MANILA - Perang melawan narkoba yang digencarkan Presiden Filipina Rodrigo Duterte tidak hanya menewaskan para bandar narkoba, namun juga merenggut nyawa Danica May Garcia, bocah perempuan berusia 5 tahun.

Seperti dilaporkan Washington Post Sabtu (27/8), bocah perempuan itu tewas ditembak sekelompok pengendara sepeda motor yang memberondong rumahnya di Kota Dagupan dengan peluru. Serangan itu dilakukan lima hari lalu. Danica tewas seketika karena tertembak di bagian kepala.

Saksi mata menyatakan ciri-ciri pelaku penembakan menyerupai pasukan baju preman kepolisian. Para milisi berbaju sipil itu kemungkinan kuat menyasar Maximo Garcia (53), ayah kandung Danica.

Garcia disebut-sebut masuk daftar polisi sebagai warga yang terlibat bisnis narkoba. Sebelum penembakan terjadi, pria pengangguran itu lebih dulu menyerahkan diri ke polisi. Namun nyatanya penembakan masih terjadi tanpa motif yang jelas.

"Hal ini sangat menyakitkan. Untuk apa gadis kecil itu mati," kata Gemma Garcia, ibu dari Danica. "Saya akan merindukan tawanya di rumah ini."

Gemma tidak percaya suaminya terlibat bisnis narkoba. Nama suaminya masuk daftar incaran polisi atas informasi keliru dari tetangga yang menjadi informan. Faktanya Garcia terserang stroke tiga tahun lalu, membuatnya terpaksa pensiun sebagai pengayuh becak.
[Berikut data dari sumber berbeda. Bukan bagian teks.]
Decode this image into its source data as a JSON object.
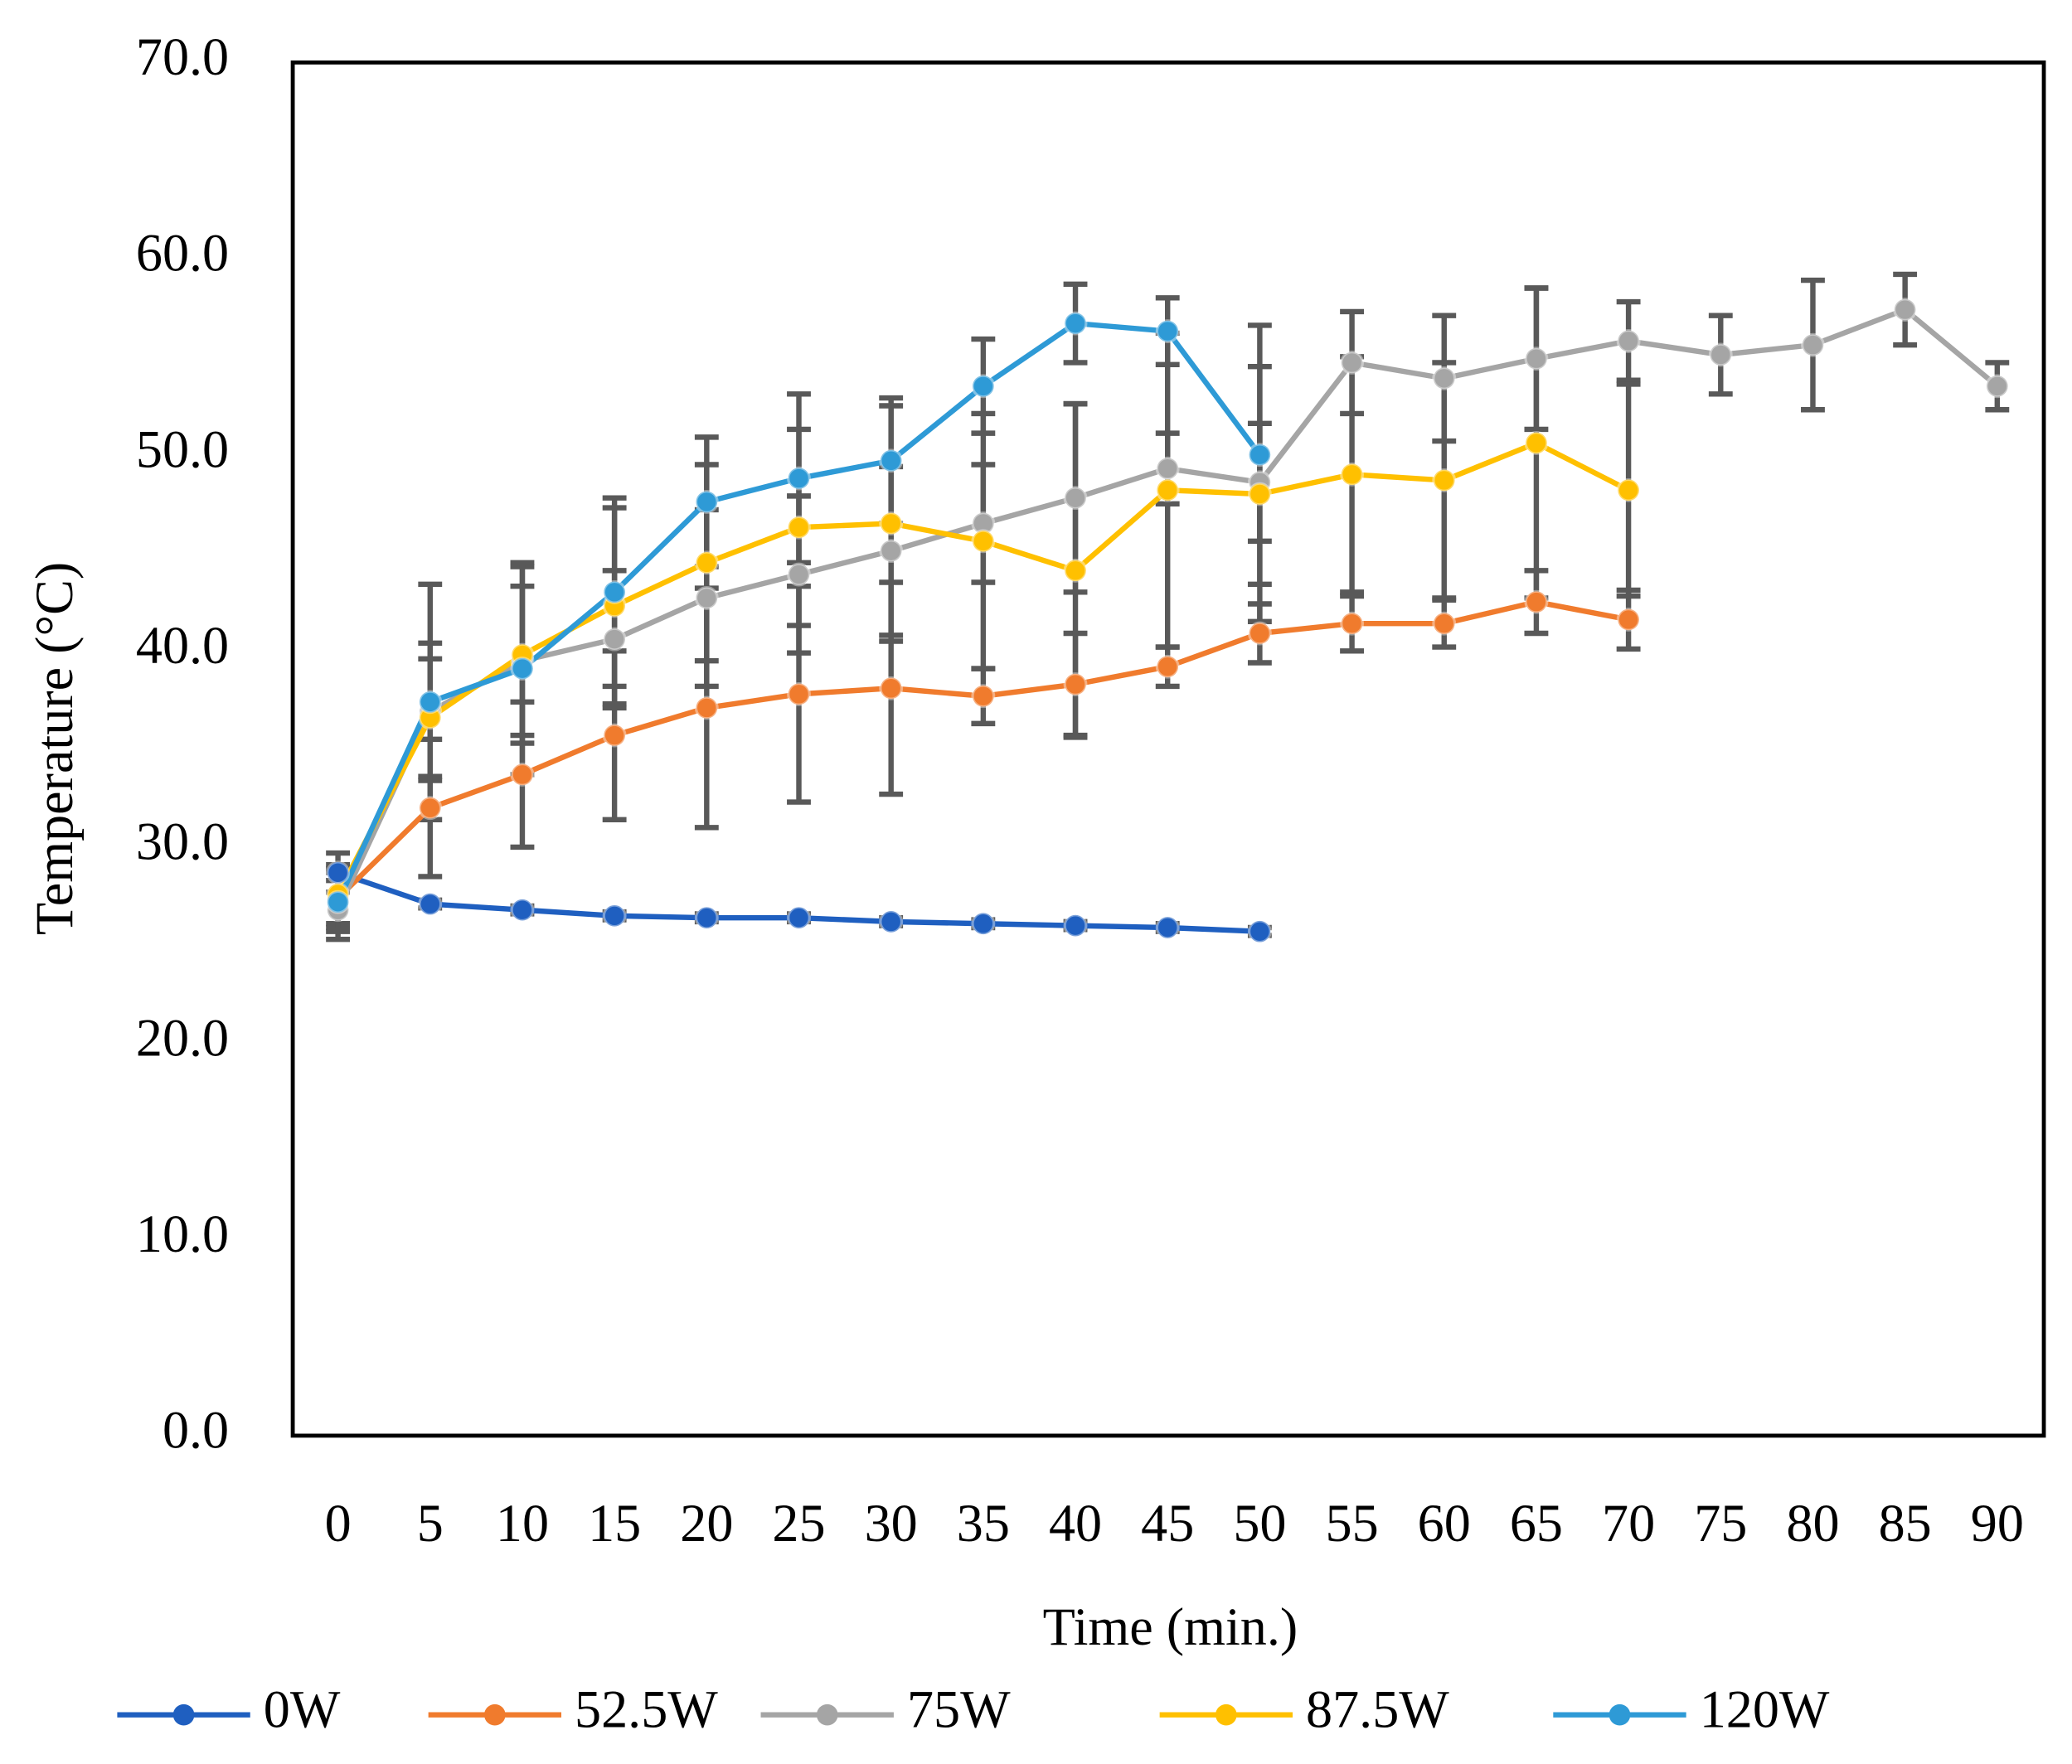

Hingga berita ini dilansir, pemerintah Filipina terus menggalakkan pembunuhan massal tanpa pengadilan terhadap pengedar maupun pecandu narkoba. Sejak Duterte menjabat tiga bulan terakhir, lebih dari 1.900 orang tewas ditembak begitu saja di jalanan.

Polisi mengklaim "hanya" menembak mati 700-an orang, sisanya tidak diketahui ulah kelompok mana. Karena takut menjadi korban penembakan misterius, 700 ribu pecandu narkoba dan pengedar kelas teri menyerahkan diri ke polisi.

Awalnya kebijakan sapu bersih narkoba ini mendapat dukungan mayoritas rakyat Filipina. Belakangan, setelah angka kematian terus meningkat serta banyak kasus menuai kejanggalan, beberapa pihak mulai berani mengkritik Duterte.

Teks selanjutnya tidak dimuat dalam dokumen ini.